In 2008, as I was first learning how to professionally handle a video camera, I spent six months as a videographer and documentarian at a small agrarian college in the Yungas region of Bolivia in a little town called Carmen Pampa. At the time, an increasingly violent autonomy movement was raging on the other side of the country in the Media Luna, a region in Bolivia’s eastern lowlands characterized by large tracks of privately-owned landholdings, big export agriculture, and big business. At the time, many residents of the Media Luna began violently resisting the legitimacy of the presidency of Evo Morales, the nation’s first indigenous president. Their resistance was taken to the streets, as government offices, radio stations, and community centers were ransacked and occupied.
On September 11, 2008, these actions of right-wing civil organizations came to a boil as indigenous social movements marched to Cobija, the regional capital of the Pando Department, to protest anti-government actions. Along the way, in the town of El Proviner, the protesters were attacked by pro-Autonomy forces and youth groups. By some accounts, more than sixty indigenous protesters were killed.

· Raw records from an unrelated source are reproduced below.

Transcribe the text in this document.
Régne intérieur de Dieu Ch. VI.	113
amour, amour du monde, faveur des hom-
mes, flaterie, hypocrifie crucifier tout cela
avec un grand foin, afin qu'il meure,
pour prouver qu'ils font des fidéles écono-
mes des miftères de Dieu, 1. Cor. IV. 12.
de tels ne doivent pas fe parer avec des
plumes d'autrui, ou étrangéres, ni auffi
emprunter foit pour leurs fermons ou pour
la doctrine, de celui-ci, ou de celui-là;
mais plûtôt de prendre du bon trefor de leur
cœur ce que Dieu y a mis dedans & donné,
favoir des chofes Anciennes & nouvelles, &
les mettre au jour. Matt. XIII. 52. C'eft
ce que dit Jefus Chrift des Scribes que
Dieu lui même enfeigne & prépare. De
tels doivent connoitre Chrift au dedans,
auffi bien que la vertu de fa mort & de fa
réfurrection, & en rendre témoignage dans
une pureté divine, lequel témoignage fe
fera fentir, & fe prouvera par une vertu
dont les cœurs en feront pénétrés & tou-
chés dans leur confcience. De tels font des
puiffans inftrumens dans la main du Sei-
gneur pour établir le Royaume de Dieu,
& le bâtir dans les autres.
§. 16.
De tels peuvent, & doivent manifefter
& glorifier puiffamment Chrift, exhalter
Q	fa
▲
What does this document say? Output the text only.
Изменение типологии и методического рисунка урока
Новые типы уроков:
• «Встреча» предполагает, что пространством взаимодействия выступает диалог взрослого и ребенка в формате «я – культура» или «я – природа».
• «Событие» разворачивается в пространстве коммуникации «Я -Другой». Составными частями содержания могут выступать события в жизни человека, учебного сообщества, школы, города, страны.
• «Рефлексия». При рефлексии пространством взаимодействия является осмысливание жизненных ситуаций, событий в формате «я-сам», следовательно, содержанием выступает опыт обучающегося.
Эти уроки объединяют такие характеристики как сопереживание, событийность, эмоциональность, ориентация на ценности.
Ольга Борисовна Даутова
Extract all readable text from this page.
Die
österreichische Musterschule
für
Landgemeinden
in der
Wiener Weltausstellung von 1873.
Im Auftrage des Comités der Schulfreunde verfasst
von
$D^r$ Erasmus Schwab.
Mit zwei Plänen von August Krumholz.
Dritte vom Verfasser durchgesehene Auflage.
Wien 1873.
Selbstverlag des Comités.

Following the event, the Prefecto of the Pando, Leopoldo Fernández Ferreira, who called for action on the part of local security forces, was arrested and brought to La Paz to stand trial. Pressure coming from the Media Luna attempted to have Fernandez extradited back to the lowlands for a more favorable judicial outcome. As I quickly learned, the indigenous social movements across Bolivia would not stand for this.
At this time, I was teaching myself how to shoot in the varied and challenging conditions of the Global South. With my Panasonic DVX-100 and a little lavaliere microphone, a colleague and I walked the streets of La Paz to take on what would be my first breaking video news story. After spending two days filming protests and actions outside San Pedro Prison (where Fernández was being held) and the Justice Ministry (off Plaza Murillo), I edited this Spanish-language report for UBNoticias, a Bolivian news website, which was quickly picked up by Upside Down World, an international news and analysis website covering politics and activism in Latin America.
Translation of the video introduction:
“On September 22 and 23, thousands of cocaleros from the Yungas region of Bolivia, marched in La Paz to demand justice for the victims of the September 11 massacre in the department of Pando. They demanded that Leopoldo Fernandez, ex governor of the department, be tried and jailed in La Paz. They kept watch over San Pedro prison where the ex-prefect was detained to make sure he would not be transferred to Sucre.
“The social movements also expressed their support for President Evo Morales and for the new constitution, which is slated to be voted on in a national referendum in December. The protesters were preparing to join the siege of the city of Santa Cruz, which has since been postponed until October 15th in the hopes that the government and opposition groups will come to an agreement.”